Food, glorious food!
How often does food appear in religious contexts! We've just passed by a couple major "food" festivals: Passover, for our Jewish neighbors, has SO many food associations; Easter, for Christians (whether practicing or not) conjures up memories/practices of "Easter dinner". Indeed, the whole practice of sacrifice is central to so many religions. And, of course, it's not just about killing an animal; it's REALLY about the meal that includes that animal. A meal that may bring the community together, a meal that may help reconcile parties in conflict.
Even the absence, or renunciation, of food draws people together. The Muslim fast of Ramadan unites the faithful in a common experience; their bond grows stronger. But the breaking of that fast, the iftar, becomes an entirely different bonding experience. Not only do the faithful joyfully eat that first date, but the meal becomes an opportunity for great hospitality -- an invitation to non-Muslim neighbors to share in the joy, to share in conversation, to increase understanding.
The interview/conversation with the Ugandan coffee-growers struck me because, as the interviewer discovered, there was NO meal together before they labored together, before they knew one another. There seems to me to have been an inherent reciprocal relationship: "we know one another; we can eat together", OR "we eat together, and now we can know one another."
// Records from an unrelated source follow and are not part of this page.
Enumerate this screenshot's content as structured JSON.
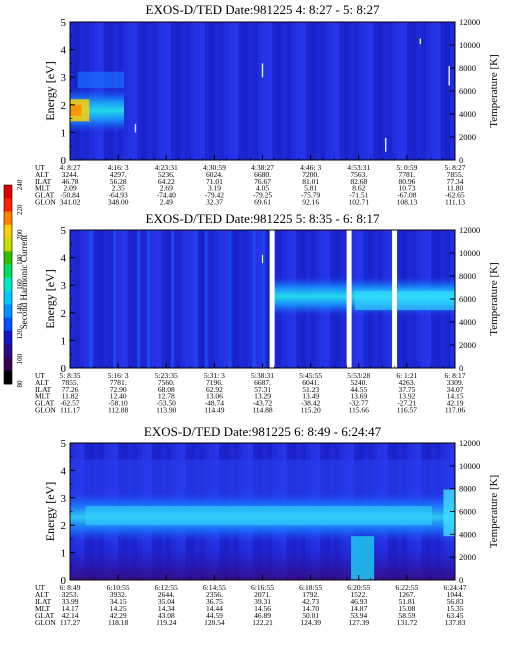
{
  "colorbar": {
    "label": "Second Harmonic Current",
    "ticks": [
      "80",
      "100",
      "120",
      "140",
      "160",
      "180",
      "200",
      "220",
      "240"
    ],
    "colors": [
      "#000000",
      "#3a0050",
      "#2a0a8a",
      "#1515c8",
      "#0050ff",
      "#0090ff",
      "#00c8ff",
      "#00e8c8",
      "#00e060",
      "#30c000",
      "#c8e000",
      "#ffd000",
      "#ff8000",
      "#ff2000",
      "#e00000"
    ]
  },
  "chart_data": [
    {
      "type": "heatmap",
      "title": "EXOS-D/TED   Date:981225  4: 8:27 - 5: 8:27",
      "ylabel": "Energy [eV]",
      "y2label": "Temperature [K]",
      "ylim": [
        0,
        5
      ],
      "y_ticks": [
        "0",
        "1",
        "2",
        "3",
        "4",
        "5"
      ],
      "y2lim": [
        0,
        12000
      ],
      "y2_ticks": [
        "0",
        "2000",
        "4000",
        "6000",
        "8000",
        "10000",
        "12000"
      ],
      "gaps": [],
      "band": {
        "center": 2.3,
        "width": 0.5
      },
      "ephemeris": {
        "row_labels": [
          "UT",
          "ALT",
          "ILAT",
          "MLT",
          "GLAT",
          "GLON"
        ],
        "columns": [
          [
            "4: 8:27",
            "3244.",
            "46.78",
            "2.09",
            "-50.84",
            "341.02"
          ],
          [
            "4:16: 3",
            "4297.",
            "56.28",
            "2.35",
            "-64.93",
            "348.00"
          ],
          [
            "4:23:31",
            "5236.",
            "64.22",
            "2.69",
            "-74.40",
            "2.49"
          ],
          [
            "4:30:59",
            "6024.",
            "71.01",
            "3.19",
            "-79.42",
            "32.37"
          ],
          [
            "4:38:27",
            "6680.",
            "76.67",
            "4.05",
            "-79.25",
            "69.61"
          ],
          [
            "4:46: 3",
            "7200.",
            "81.01",
            "5.81",
            "-75.79",
            "92.16"
          ],
          [
            "4:53:31",
            "7563.",
            "82.68",
            "8.62",
            "-71.51",
            "102.71"
          ],
          [
            "5: 0:59",
            "7781.",
            "80.96",
            "10.73",
            "-67.08",
            "108.13"
          ],
          [
            "5: 8:27",
            "7855.",
            "77.34",
            "11.80",
            "-62.65",
            "111.13"
          ]
        ]
      }
    },
    {
      "type": "heatmap",
      "title": "EXOS-D/TED   Date:981225  5: 8:35 - 6: 8:17",
      "ylabel": "Energy [eV]",
      "y2label": "Temperature [K]",
      "ylim": [
        0,
        5
      ],
      "y_ticks": [
        "0",
        "1",
        "2",
        "3",
        "4",
        "5"
      ],
      "y2lim": [
        0,
        12000
      ],
      "y2_ticks": [
        "0",
        "2000",
        "4000",
        "6000",
        "8000",
        "10000",
        "12000"
      ],
      "gaps": [
        0.525,
        0.725,
        0.843
      ],
      "band": {
        "center": 2.5,
        "width": 0.6
      },
      "ephemeris": {
        "row_labels": [
          "UT",
          "ALT",
          "ILAT",
          "MLT",
          "GLAT",
          "GLON"
        ],
        "columns": [
          [
            "5: 8:35",
            "7855.",
            "77.26",
            "11.82",
            "-62.57",
            "111.17"
          ],
          [
            "5:16: 3",
            "7781.",
            "72.90",
            "12.40",
            "-58.10",
            "112.88"
          ],
          [
            "5:23:35",
            "7560.",
            "68.08",
            "12.78",
            "-53.50",
            "113.90"
          ],
          [
            "5:31: 3",
            "7196.",
            "62.92",
            "13.06",
            "-48.74",
            "114.49"
          ],
          [
            "5:38:31",
            "6687.",
            "57.31",
            "13.29",
            "-43.72",
            "114.88"
          ],
          [
            "5:45:55",
            "6041.",
            "51.23",
            "13.49",
            "-38.42",
            "115.20"
          ],
          [
            "5:53:28",
            "5240.",
            "44.55",
            "13.69",
            "-32.77",
            "115.66"
          ],
          [
            "6: 1:21",
            "4263.",
            "37.75",
            "13.92",
            "-27.21",
            "116.57"
          ],
          [
            "6: 8:17",
            "3309.",
            "34.07",
            "14.15",
            "42.19",
            "117.06"
          ]
        ]
      }
    },
    {
      "type": "heatmap",
      "title": "EXOS-D/TED   Date:981225  6: 8:49 - 6:24:47",
      "ylabel": "Energy [eV]",
      "y2label": "Temperature [K]",
      "ylim": [
        0,
        5
      ],
      "y_ticks": [
        "0",
        "1",
        "2",
        "3",
        "4",
        "5"
      ],
      "y2lim": [
        0,
        12000
      ],
      "y2_ticks": [
        "0",
        "2000",
        "4000",
        "6000",
        "8000",
        "10000",
        "12000"
      ],
      "gaps": [],
      "band": {
        "center": 2.3,
        "width": 0.9
      },
      "ephemeris": {
        "row_labels": [
          "UT",
          "ALT",
          "ILAT",
          "MLT",
          "GLAT",
          "GLON"
        ],
        "columns": [
          [
            "6: 8:49",
            "3253.",
            "33.99",
            "14.17",
            "42.14",
            "117.27"
          ],
          [
            "6:10:55",
            "3932.",
            "34.15",
            "14.25",
            "42.29",
            "118.18"
          ],
          [
            "6:12:55",
            "2644.",
            "35.04",
            "14.34",
            "43.08",
            "119.24"
          ],
          [
            "6:14:55",
            "2356.",
            "36.75",
            "14.44",
            "44.59",
            "120.54"
          ],
          [
            "6:16:55",
            "2071.",
            "39.31",
            "14.56",
            "46.89",
            "122.21"
          ],
          [
            "6:18:55",
            "1792.",
            "42.73",
            "14.70",
            "50.01",
            "124.39"
          ],
          [
            "6:20:55",
            "1522.",
            "46.93",
            "14.87",
            "53.94",
            "127.39"
          ],
          [
            "6:22:55",
            "1267.",
            "51.81",
            "15.08",
            "58.59",
            "131.72"
          ],
          [
            "6:24:47",
            "1044.",
            "56.83",
            "15.35",
            "63.45",
            "137.83"
          ]
        ]
      }
    }
  ]
}
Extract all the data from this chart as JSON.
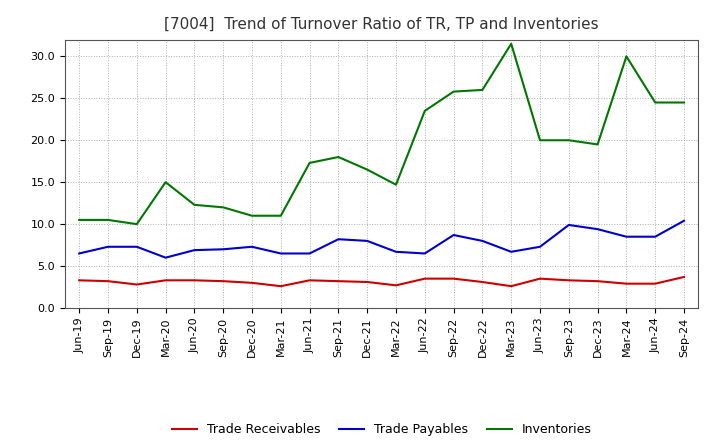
{
  "title": "[7004]  Trend of Turnover Ratio of TR, TP and Inventories",
  "x_labels": [
    "Jun-19",
    "Sep-19",
    "Dec-19",
    "Mar-20",
    "Jun-20",
    "Sep-20",
    "Dec-20",
    "Mar-21",
    "Jun-21",
    "Sep-21",
    "Dec-21",
    "Mar-22",
    "Jun-22",
    "Sep-22",
    "Dec-22",
    "Mar-23",
    "Jun-23",
    "Sep-23",
    "Dec-23",
    "Mar-24",
    "Jun-24",
    "Sep-24"
  ],
  "trade_receivables": [
    3.3,
    3.2,
    2.8,
    3.3,
    3.3,
    3.2,
    3.0,
    2.6,
    3.3,
    3.2,
    3.1,
    2.7,
    3.5,
    3.5,
    3.1,
    2.6,
    3.5,
    3.3,
    3.2,
    2.9,
    2.9,
    3.7
  ],
  "trade_payables": [
    6.5,
    7.3,
    7.3,
    6.0,
    6.9,
    7.0,
    7.3,
    6.5,
    6.5,
    8.2,
    8.0,
    6.7,
    6.5,
    8.7,
    8.0,
    6.7,
    7.3,
    9.9,
    9.4,
    8.5,
    8.5,
    10.4
  ],
  "inventories": [
    10.5,
    10.5,
    10.0,
    15.0,
    12.3,
    12.0,
    11.0,
    11.0,
    17.3,
    18.0,
    16.5,
    14.7,
    23.5,
    25.8,
    26.0,
    31.5,
    20.0,
    20.0,
    19.5,
    30.0,
    24.5,
    24.5
  ],
  "tr_color": "#cc0000",
  "tp_color": "#0000cc",
  "inv_color": "#007700",
  "ylim": [
    0.0,
    32.0
  ],
  "yticks": [
    0.0,
    5.0,
    10.0,
    15.0,
    20.0,
    25.0,
    30.0
  ],
  "background_color": "#ffffff",
  "plot_bg_color": "#ffffff",
  "grid_color": "#999999",
  "legend_labels": [
    "Trade Receivables",
    "Trade Payables",
    "Inventories"
  ],
  "title_fontsize": 11,
  "tick_fontsize": 8,
  "legend_fontsize": 9
}
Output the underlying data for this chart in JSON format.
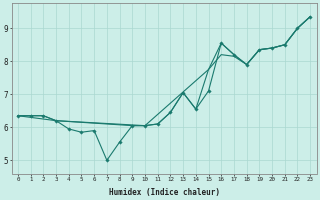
{
  "xlabel": "Humidex (Indice chaleur)",
  "bg_color": "#cceee8",
  "grid_color": "#aad8d0",
  "line_color": "#1a7a6e",
  "xlim": [
    -0.5,
    23.5
  ],
  "ylim": [
    4.6,
    9.75
  ],
  "xticks": [
    0,
    1,
    2,
    3,
    4,
    5,
    6,
    7,
    8,
    9,
    10,
    11,
    12,
    13,
    14,
    15,
    16,
    17,
    18,
    19,
    20,
    21,
    22,
    23
  ],
  "yticks": [
    5,
    6,
    7,
    8,
    9
  ],
  "line1_x": [
    0,
    1,
    2,
    3,
    4,
    5,
    6,
    7,
    8,
    9,
    10,
    11,
    12,
    13,
    14,
    15,
    16,
    17,
    18,
    19,
    20,
    21,
    22,
    23
  ],
  "line1_y": [
    6.35,
    6.35,
    6.35,
    6.2,
    5.95,
    5.85,
    5.9,
    5.0,
    5.55,
    6.05,
    6.05,
    6.1,
    6.45,
    7.05,
    6.55,
    7.1,
    8.55,
    8.2,
    7.9,
    8.35,
    8.4,
    8.5,
    9.0,
    9.35
  ],
  "line2_x": [
    0,
    1,
    2,
    3,
    9,
    10,
    11,
    12,
    13,
    14,
    15,
    16,
    17,
    18,
    19,
    20,
    21,
    22,
    23
  ],
  "line2_y": [
    6.35,
    6.35,
    6.35,
    6.2,
    6.05,
    6.05,
    6.1,
    6.45,
    7.05,
    6.55,
    7.75,
    8.2,
    8.15,
    7.9,
    8.35,
    8.4,
    8.5,
    9.0,
    9.35
  ],
  "line3_x": [
    0,
    3,
    10,
    15,
    16,
    17,
    18,
    19,
    20,
    21,
    22,
    23
  ],
  "line3_y": [
    6.35,
    6.2,
    6.05,
    7.75,
    8.55,
    8.2,
    7.9,
    8.35,
    8.4,
    8.5,
    9.0,
    9.35
  ],
  "figsize": [
    3.2,
    2.0
  ],
  "dpi": 100
}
The act of taking in nourishment connects us with everything that lives; to survive demands that we all eat. But really to live demands more than simply feeding. Sharing a meal, delving into what binds us together as well as what might separate us from one another, is an activity we take for granted. We hurry through our eating, availing ourselves of "fast food" so we can get to the next appointment. We so often miss opportunities to savor: to savor the flavors, to savor the company, to savor the chance to learn and grow.
Food, glorious food! How often have I learned more about another over lunch. How often have I mended fences over a dinner. How often has "the other" become my friend.
I indeed DO love "hot sausage and mustard". But it tastes so much better when I'm sharing it with others.